The only thing relevant is the residue theorem:
\oint_{c}f(z)=2\pi i \times sum of residues enclosed

The Attempt at a Solution

So I've gone through it using a branch cut so that 0&lt;\theta&lt;2\pi. I then replaced x with z=re^{i(\theta + 2in\pi)}, setting n = 0 when integrating from 0 to infinity for Im(z)>0, then setting n = 1 when integrating from infinity back to 0 when Im(z)<0. Then I get this:

I=-\pi^{2}/2 \frac{cos(\pi p/2)}{sin(\pi p)e^{i\pi p}}

Of course I can simplify it but its definitely wrong cos its negative, and there is a dependence on a complex exponential...so what have I done wrong? Am I even supposed to be using a branch cut or is it enough to do this with a contour indented at the singularity z = i in the upper half of the complex plane...? I don't see how that would work though, I am pretty sure branch cut is the way to go, but I get this...

 

[jackmell]

Homework Statement

Hey everyone,

So here's the problem, nice and simple.
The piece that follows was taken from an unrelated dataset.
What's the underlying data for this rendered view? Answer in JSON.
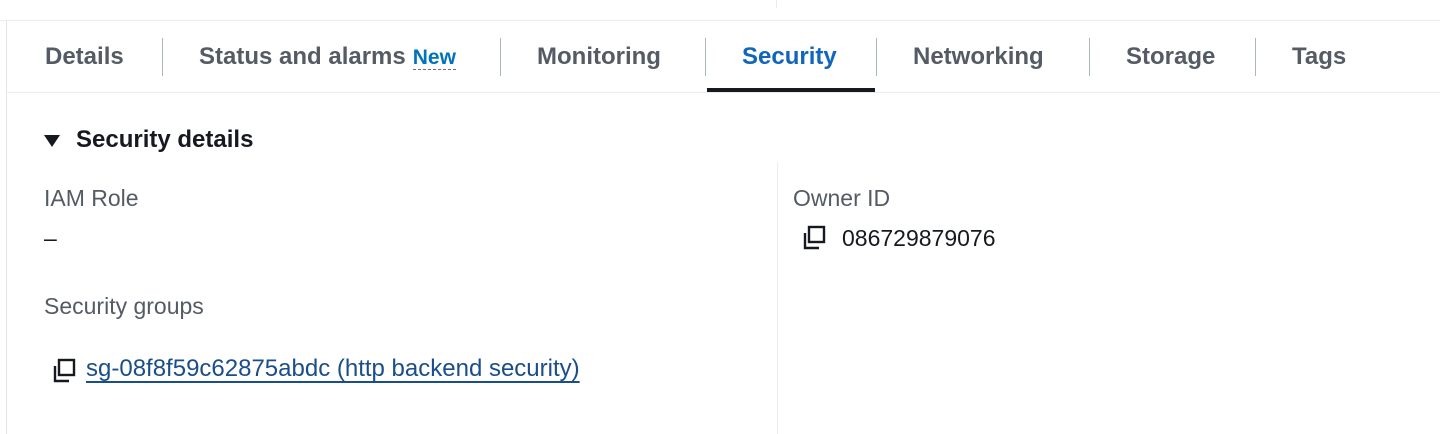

I have to find the following integral:
\int_{0}^{\infty} \frac{x^{p}ln(x)}{x^{2}+1}dx, 0&lt;p&lt;1

Homework Equations

The only thing relevant is the residue theorem:
\oint_{c}f(z)=2\pi i \times sum of residues enclosed

The Attempt at a Solution

So I've gone through it using a branch cut so that 0&lt;\theta&lt;2\pi. I then replaced x with z=re^{i(\theta + 2in\pi)}, setting n = 0 when integrating from 0 to infinity for Im(z)>0, then setting n = 1 when integrating from infinity back to 0 when Im(z)<0. Then I get this:

I=-\pi^{2}/2 \frac{cos(\pi p/2)}{sin(\pi p)e^{i\pi p}}

Of course I can simplify it but its definitely wrong cos its negative, and there is a dependence on a complex exponential...so what have I done wrong? Am I even supposed to be using a branch cut or is it enough to do this with a contour indented at the singularity z = i in the upper half of the complex plane...? I don't see how that would work though, I am pretty sure branch cut is the way to go, but I get this...

Suppose we did some work and we ended up with the integral:

\int_0^{\infty} \frac{r^p}{1+r^2} dr,\quad 0&lt;p&lt;1

Can you compute that by contour integration over a key-hole contour with the key-slot along the negative real axis?

First though, solve:

\int_0^{\infty} \frac{\sqrt{r}}{1+r^2} dr

then:

\int_0^{\infty} \frac{r^{1/3}}{1+r^2} dr

then try to solve it for the general case, then we can go back and set up the original problem.